Nationals GM Mike Rizzo, Rafael Soriano and Scott Boras. Soriano is one of six Nationals represented by Boras. (Jonathan Newton/The Washington Post)

Baseball super agent Scott Boras joined Washington Post reporter Adam Kilgore and Phil Wood for a two-hour panel presented by the Smithsonian Associates at the National Museum of Natural History on Monday. In addition to addressing the Redskins name controversy — yes, really — Boras shared stories about former clients and answered a variety of questions from the panel and audience members about the business of baseball and his role in negotiating on behalf of some of the game’s biggest stars.

Boras, who represents six Nationals (Danny Espinosa, Bryce Harper, Anthony Rendon, Rafael Soriano, Stephen Strasburg and Jayson Werth), recalled one of his first interactions with Nationals owner Ted Lerner, who was interested in luring one of Boras’s big-name clients to the District.

“I said to him, I don’t really want you to make a bid on this player,” Boras said. “I don’t want our relationship to begin that way because this player is not coming to D.C., because the team is not ready for him and his goal is to win and win now. But I do need you to do something, if you want my advice. I want you to really do something. And I think your entity has been doing a good job of it. I need you to do something for a couple of years, which would really benefit your franchise. And he said, ,’What’s that?’ And I said, ‘Lose.’ And boy, they did a great job of that.”

Boras, who later said he advised Lerner to keep on losing without actually saying it, knew that Strasburg and Harper were the consensus No. 1 picks in the 2009 and 2010 MLB drafts and that drafting them would increase the Nationals’ chances of long-term success.
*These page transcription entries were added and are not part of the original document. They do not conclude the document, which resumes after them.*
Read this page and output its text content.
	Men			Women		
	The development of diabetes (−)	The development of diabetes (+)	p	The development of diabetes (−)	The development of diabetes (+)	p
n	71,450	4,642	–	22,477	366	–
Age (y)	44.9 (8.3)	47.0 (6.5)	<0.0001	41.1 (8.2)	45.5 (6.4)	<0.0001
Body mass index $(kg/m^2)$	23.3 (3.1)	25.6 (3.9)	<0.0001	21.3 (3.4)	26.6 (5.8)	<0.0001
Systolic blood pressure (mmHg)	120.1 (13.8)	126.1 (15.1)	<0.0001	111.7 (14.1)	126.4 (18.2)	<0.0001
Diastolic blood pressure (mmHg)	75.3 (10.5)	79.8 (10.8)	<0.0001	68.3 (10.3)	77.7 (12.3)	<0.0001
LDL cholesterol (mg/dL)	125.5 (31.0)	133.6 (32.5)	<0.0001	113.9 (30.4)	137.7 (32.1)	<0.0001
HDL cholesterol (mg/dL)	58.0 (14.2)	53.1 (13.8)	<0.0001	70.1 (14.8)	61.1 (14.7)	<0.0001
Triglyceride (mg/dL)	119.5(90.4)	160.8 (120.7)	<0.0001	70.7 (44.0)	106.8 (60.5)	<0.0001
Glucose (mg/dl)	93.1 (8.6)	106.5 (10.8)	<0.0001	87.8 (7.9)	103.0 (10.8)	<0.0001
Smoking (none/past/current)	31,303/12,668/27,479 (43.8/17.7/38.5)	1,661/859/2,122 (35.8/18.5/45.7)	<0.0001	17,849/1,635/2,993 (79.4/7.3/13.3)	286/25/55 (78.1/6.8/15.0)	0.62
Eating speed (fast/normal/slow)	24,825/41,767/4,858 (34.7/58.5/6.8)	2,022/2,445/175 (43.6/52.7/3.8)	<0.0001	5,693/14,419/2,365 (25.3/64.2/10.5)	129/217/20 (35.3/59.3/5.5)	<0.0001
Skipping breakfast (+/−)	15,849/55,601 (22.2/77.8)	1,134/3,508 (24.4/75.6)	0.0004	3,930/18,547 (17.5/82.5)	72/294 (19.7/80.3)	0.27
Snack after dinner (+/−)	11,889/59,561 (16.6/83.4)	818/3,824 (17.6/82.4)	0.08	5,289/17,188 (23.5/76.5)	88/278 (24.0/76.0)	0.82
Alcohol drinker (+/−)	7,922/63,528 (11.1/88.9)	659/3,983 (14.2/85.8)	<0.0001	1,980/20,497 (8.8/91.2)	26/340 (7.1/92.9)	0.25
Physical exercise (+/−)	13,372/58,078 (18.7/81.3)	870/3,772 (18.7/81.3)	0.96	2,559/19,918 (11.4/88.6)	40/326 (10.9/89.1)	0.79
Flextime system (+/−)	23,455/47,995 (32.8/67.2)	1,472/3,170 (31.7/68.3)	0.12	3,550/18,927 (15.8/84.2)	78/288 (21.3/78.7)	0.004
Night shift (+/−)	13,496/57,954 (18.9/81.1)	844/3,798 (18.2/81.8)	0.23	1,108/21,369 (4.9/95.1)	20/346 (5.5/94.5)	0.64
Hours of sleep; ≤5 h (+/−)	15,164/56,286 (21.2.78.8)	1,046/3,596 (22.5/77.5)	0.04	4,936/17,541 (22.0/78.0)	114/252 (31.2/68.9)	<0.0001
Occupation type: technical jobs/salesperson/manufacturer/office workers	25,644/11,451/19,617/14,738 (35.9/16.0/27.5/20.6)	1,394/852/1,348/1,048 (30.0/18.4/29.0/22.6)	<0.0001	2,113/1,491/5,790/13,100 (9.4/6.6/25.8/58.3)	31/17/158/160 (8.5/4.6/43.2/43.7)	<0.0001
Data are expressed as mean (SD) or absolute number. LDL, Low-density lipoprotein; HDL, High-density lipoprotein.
Sure enough, the Nationals finished with the league’s worst record in 2008 and 2009, earning them the right to draft Strasburg and Harper No. 1 overall in consecutive years. The Nationals improved somewhat in 2010 and entered the 2011 draft with the No. 6 pick.

“Drafting Strasburg and Harper was not a very difficult decision for Mike Rizzo,” Boras said. “But, there was a decision that they made about Rendon, because Rendon was a player who was injured. Mike Rizzo called me a month before the draft and goes, “You know who I want.” And I go, “No chance, you’re not getting this player. It can’t happen.” Because they had just had the first pick two years in a row and I think they had the sixth pick then. All of a sudden, he got a little bit nicked in a game; his ankle was a little bit swollen, nothing severe. And lo and behold, the first, second, third and fourth players were taken and Rizzo called me and goes, ‘I told you. I’m getting the best player in the draft three years in a row.’ And he was right.”

Boras on whether he would give the Nationals a discount if Harper has a bad year heading into free agency:

“People like myself do not create markets,” Boras said. “We’re barometers. There are times that players who are injured, the teams are happy about it because they know that the injury’s not serious and that they can go out and prospect that this player will return to performance, or, particularly in a young player, be better. When you’re looking at value, it’s really in the eye of the beholder. A lot of teams have gone out and signed players that were injured for a year or two, and they’ve brought them in and they’ve flowered into great successes. And then there are some instances where players who played great really never perform at those levels once they’ve signed a contract with a particular place. So, part of the dynamic of being a fan, and the unknowns and the mystery of the game, goes to the business of the game, which I think lends to the popularity. The surety of these things happening, it’s not anything that you can say for sure will happen. And our jobs, and the the challenge of our jobs, is to make sure that those probabilities increase to a high level so that it does happen.”

Boras on his relationship with Peter Angelos:

“Look, what I know of Peter Angelos – we’re both lawyers, we’re both Greek. The idea of it is that this guy, whenever I call him, he’s always in his office, he’s always working, he’s always available, he always returns my calls. I can’t say that he often listens to my dynamic, but the reality of it is, you give a lot of credit to the idea that in recent time, they’ve gone out and put together a new manager, a new general manager, a coaching staff, and this team is in first place. They’re there for a lot of reasons, and how long they’ll be there, I don’t know, but to be in first place in the American League East…you’re really doing something right. That goes with trades, drafting, signing players. I think credit where credit’s due. The Orioles have done a very good job of making their franchise relevant and of interest the last couple of years. Whether or not that continues will be, I think, a big question, but in the current today, I think that Dan Duquette and Buck Showalter have really formed a force that’s allowed for the development and evaluation of players that, really, when you look at the decisions the last couple of years, are some of the league’s best decisions.”

Boras on renaming the Redskins:

“I’m going to tell you all that I have a family bias, and that is that I have some Indian heritage in our background and we were raised on a farm, and not far from us was an Indian reservation. So, I kinda believe that that decision is not one that belongs to a team or a professional owner. I believe that decision belongs to the very tribes and such, so that they themselves can determine what is best for their children, their families, their respect, and I think that only they are the ones that really know the meaning and the definition, whether they are pro or con, of whether those names should be used or not used. I would leave that decision to the Indian Nation.”